In our latest group results commentary, from the summer, we wondered why Brown-Forman had not carried out any share buybacks while its valuation multiples were back to their historical lows.
The board has finally authorized a first wave of buybacks, but through a modest program of only $400m. It has also raised the dividend for the 42nd consecutive year, a sign that it is hard to shed its "dividend aristocrat" label when the outlook is tough.
Analysts at MarketScreener estimate that while the dividend remains well covered by free cash flow, share buybacks will need to be financed by higher leverage.
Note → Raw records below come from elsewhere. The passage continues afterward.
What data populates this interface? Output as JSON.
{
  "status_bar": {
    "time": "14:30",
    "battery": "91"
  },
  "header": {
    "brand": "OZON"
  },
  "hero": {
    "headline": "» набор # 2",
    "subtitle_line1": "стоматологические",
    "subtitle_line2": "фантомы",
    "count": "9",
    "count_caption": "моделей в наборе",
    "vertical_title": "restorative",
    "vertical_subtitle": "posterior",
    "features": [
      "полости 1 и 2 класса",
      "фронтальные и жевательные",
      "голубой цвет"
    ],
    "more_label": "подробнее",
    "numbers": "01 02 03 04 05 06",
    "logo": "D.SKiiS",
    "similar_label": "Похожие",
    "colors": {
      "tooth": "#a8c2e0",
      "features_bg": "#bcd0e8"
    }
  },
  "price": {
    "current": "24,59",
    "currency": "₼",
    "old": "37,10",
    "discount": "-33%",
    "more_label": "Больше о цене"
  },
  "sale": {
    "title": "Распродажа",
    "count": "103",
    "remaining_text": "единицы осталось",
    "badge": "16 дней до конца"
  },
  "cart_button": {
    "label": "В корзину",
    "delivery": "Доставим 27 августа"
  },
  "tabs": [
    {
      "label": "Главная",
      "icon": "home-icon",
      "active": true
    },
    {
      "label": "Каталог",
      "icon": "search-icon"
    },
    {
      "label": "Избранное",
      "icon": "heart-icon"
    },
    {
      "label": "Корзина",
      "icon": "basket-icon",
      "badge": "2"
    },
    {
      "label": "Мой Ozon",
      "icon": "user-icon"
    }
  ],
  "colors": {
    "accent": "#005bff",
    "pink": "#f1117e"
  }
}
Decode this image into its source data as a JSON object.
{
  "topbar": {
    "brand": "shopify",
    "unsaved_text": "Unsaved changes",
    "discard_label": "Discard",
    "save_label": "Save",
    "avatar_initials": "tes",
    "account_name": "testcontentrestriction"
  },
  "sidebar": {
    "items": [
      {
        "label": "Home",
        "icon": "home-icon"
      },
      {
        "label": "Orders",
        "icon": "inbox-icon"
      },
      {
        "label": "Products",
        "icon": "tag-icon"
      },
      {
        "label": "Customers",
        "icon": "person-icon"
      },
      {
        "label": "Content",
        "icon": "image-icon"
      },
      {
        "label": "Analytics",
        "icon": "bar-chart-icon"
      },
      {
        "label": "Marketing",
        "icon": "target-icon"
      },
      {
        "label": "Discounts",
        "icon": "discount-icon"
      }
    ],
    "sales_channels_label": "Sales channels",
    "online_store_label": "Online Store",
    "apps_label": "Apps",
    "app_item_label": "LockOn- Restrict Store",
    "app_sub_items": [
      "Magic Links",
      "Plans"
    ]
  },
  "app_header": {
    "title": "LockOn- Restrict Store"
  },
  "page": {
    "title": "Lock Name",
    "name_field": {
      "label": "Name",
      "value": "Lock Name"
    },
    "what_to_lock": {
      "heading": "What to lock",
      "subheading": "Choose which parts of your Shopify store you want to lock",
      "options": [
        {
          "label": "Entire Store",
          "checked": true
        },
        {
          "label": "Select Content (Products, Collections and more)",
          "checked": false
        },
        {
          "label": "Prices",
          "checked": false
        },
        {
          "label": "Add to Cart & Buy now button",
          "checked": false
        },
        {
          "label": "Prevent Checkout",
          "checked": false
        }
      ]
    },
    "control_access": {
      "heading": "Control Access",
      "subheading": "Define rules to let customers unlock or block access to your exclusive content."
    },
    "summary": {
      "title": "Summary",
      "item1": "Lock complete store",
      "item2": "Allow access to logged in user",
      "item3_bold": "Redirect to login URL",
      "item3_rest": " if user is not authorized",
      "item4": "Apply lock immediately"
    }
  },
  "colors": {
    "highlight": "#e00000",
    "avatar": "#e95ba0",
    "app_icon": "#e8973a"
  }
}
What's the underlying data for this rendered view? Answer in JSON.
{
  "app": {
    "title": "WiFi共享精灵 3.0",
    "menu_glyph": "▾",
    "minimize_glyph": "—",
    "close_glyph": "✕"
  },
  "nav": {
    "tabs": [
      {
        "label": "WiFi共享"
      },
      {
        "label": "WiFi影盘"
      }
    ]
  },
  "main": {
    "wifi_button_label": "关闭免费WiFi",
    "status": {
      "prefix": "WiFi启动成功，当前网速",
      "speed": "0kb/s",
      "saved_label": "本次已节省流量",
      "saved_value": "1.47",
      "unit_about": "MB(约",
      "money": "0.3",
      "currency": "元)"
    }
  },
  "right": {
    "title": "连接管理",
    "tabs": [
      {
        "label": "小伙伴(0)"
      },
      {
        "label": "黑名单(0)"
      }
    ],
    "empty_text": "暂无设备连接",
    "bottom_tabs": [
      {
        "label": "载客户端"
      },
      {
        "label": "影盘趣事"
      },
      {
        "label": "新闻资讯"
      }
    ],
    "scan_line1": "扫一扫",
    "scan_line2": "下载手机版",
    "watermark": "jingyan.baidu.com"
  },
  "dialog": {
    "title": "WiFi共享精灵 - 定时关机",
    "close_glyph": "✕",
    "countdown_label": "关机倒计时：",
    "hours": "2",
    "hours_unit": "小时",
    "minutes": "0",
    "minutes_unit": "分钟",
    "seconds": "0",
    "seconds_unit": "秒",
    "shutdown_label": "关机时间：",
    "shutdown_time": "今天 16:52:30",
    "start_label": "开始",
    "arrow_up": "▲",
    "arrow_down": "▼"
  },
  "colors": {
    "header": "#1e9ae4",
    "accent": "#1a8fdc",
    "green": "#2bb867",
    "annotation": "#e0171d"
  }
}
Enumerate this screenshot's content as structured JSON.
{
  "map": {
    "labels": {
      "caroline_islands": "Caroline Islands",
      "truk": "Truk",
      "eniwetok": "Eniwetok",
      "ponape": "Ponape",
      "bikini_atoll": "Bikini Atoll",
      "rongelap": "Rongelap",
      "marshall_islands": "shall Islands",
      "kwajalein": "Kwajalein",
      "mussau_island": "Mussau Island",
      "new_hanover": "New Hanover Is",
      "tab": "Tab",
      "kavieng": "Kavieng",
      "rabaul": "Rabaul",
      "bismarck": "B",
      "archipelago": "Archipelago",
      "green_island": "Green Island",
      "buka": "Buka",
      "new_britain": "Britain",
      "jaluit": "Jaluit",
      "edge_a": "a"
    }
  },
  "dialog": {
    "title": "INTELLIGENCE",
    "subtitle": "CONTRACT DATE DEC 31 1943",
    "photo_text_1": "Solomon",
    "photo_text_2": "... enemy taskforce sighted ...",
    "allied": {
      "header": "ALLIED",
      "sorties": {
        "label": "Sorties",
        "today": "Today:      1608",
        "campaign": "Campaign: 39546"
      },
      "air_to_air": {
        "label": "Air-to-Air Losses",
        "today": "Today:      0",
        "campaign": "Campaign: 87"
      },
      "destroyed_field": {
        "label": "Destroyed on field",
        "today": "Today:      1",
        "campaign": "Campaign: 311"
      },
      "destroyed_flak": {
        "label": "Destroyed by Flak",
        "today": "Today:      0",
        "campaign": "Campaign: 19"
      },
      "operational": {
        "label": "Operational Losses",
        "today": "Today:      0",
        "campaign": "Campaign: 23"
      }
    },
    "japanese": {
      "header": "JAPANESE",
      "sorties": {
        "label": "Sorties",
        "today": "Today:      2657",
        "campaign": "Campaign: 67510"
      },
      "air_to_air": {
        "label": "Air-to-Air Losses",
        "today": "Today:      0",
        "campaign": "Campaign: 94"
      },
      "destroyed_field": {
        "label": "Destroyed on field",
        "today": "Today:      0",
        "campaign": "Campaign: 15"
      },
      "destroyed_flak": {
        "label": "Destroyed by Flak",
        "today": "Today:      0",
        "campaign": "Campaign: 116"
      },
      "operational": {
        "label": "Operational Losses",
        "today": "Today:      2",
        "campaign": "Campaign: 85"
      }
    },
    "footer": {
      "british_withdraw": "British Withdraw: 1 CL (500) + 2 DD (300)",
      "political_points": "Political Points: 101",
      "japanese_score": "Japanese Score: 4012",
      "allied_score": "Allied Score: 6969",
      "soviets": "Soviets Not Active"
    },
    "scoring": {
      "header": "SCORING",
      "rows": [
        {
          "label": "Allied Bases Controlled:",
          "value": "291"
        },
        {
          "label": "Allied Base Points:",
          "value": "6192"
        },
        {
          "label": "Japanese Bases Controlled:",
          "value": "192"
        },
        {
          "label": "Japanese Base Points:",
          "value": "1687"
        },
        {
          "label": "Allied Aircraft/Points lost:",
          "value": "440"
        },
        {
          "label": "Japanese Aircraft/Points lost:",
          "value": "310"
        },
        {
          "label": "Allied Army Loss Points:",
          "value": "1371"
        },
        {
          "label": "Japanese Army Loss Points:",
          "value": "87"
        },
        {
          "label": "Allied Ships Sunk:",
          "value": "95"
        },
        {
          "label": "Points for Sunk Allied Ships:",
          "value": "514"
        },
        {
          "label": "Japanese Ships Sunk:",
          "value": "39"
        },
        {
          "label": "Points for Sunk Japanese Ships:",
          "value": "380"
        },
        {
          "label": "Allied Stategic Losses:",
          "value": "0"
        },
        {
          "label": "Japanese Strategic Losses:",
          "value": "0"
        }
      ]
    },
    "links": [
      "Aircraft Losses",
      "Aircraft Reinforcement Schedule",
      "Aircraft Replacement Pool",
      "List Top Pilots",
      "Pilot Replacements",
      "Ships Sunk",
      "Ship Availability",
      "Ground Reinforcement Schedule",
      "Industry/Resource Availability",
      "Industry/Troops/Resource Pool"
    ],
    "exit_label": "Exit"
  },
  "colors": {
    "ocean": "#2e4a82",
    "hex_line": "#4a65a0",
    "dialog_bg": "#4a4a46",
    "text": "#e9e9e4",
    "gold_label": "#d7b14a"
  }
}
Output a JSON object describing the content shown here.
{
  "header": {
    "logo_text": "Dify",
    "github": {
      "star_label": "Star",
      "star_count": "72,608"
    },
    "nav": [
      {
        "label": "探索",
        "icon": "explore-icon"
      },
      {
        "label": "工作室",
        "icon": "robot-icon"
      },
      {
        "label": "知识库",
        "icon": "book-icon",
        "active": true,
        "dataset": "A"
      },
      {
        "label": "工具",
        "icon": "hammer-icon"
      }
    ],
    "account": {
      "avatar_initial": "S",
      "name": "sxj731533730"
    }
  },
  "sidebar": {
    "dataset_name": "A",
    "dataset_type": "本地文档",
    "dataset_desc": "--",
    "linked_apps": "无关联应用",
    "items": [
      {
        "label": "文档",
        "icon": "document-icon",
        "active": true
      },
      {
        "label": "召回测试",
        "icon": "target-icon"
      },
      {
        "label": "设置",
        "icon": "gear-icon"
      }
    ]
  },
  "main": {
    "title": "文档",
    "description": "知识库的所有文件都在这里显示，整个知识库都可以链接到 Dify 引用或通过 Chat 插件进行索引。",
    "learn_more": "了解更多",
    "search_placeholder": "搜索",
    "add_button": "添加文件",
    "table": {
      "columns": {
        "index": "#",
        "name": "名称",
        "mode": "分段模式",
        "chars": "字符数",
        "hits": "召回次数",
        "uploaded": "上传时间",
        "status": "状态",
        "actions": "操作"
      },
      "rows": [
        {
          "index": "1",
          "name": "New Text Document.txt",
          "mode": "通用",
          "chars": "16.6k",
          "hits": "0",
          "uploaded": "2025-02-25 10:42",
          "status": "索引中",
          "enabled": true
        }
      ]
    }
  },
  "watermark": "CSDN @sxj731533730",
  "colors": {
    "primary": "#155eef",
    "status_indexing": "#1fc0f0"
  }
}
Nothing alarming here: the stock is, in principle, attractively valued, and the group's balance sheet remains very comfortable.
Nevertheless, despite signs of stabilization, no recovery is yet visible on the horizon. Sales are still down 4% y-o-y at the same period, and operating profit down 9%. Very marginal price increases have not sufficed to curb inflation.
In mature markets, sales are flat in the United States and are declining everywhere except in France, where they rose 2%. The situation is, fortunately, better in emerging markets, notably Mexico and Brazil, as well as in travel retail.
Whisky producers are all panicking at the idea of traversing a long desert-crossing after a cycle of overinvestment in capacity, all in a market now at saturation. With the strength of its Jack Daniel's franchise, Brown-Forman is nonetheless well equipped to weather the test.